The plant looked beautiful, and the fact that it had taken so many years of hard work, made me feel proud to hold it.
Mr Davis gave me one more piece of advice. He told me, to always keep it in the sun. I told him that the summers are harsh, it would die. He repeated himself, in a more peruasive tone, ” Let it face the harshest sun, the most severe monsoon, but never ever keep it in the shade. Let it face the elements”.
Once we reached home we placed the bonsai along with the rest of the plants. It looked like the only graceful one amongst a bunch of wild hooligans.
Many months passed, and its branches began growing. I asked my father if we should cut it. He said, “Do it yourself if you are so sure”.
On the one hand, I felt sad for the plant. How it must have yearned to grow. What hardships it went through for our pleasure.

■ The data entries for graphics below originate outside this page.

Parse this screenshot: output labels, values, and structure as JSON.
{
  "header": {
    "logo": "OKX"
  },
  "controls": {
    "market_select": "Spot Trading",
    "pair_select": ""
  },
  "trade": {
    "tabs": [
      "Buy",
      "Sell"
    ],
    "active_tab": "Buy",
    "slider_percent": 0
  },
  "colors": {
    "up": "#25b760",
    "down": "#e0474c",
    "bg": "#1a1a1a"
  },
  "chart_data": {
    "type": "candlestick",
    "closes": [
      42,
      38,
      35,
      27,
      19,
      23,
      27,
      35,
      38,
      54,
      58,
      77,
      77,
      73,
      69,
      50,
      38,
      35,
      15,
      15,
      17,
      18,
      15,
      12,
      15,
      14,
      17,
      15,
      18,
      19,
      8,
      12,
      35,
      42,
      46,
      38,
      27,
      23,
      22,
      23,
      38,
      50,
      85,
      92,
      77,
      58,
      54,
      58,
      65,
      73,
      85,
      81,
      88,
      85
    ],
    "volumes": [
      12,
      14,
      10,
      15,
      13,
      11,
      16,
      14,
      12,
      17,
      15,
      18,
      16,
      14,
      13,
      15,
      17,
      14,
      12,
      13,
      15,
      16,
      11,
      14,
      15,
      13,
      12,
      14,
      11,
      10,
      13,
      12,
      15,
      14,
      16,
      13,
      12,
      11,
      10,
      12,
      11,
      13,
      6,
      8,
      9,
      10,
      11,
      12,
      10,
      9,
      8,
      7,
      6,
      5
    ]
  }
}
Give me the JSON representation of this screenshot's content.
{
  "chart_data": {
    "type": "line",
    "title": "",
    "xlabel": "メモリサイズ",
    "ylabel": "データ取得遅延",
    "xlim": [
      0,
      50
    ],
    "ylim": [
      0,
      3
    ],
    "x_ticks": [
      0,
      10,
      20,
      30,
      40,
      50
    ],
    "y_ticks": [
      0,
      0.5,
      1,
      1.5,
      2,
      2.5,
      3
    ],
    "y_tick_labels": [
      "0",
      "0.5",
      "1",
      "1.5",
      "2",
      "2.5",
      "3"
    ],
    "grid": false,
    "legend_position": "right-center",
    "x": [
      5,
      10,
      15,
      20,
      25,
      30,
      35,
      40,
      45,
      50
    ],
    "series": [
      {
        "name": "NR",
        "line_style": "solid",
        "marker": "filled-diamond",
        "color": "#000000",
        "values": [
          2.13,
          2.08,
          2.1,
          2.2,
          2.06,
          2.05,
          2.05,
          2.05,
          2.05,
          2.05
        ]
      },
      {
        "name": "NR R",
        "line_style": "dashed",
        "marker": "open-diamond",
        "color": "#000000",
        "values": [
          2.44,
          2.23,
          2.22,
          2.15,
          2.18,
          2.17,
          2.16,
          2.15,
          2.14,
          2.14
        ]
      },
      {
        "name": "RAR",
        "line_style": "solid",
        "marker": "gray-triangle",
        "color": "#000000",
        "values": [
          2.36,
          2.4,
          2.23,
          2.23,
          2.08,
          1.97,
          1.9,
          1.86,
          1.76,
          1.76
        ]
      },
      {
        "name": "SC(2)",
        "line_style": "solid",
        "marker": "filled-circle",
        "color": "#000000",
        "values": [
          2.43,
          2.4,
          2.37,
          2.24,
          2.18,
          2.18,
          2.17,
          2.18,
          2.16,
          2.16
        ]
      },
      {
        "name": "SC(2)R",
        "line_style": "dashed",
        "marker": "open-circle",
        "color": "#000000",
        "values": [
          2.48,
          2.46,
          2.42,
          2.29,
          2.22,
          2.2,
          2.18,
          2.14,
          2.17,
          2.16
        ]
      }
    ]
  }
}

It was barbaric to admire something that involved such cruelty.
On the other hand, I remembered what Mr Davis had told me. He had spent so many years doing what I couldn’t dare. All of his hard work would now go away. I felt I had let him down.
My grandparents had shifted to another house by the time I visited them again and I haven’t seen Mr Davis since. I do not know where he is. I do not remember his words. But the meaning of his conversation is clear in my head.
The bonsai was never cut. Now its branches have spread far and it has been shifted to a larger pot. I did not follow his instructions and let the bonsai grow wild like the others. But, if you are reading this, Mr Davis, I did follow one advice. I never let it be in the shade. Even as some plants were kept inside to protect them from the harsh climate, I let it face the elements.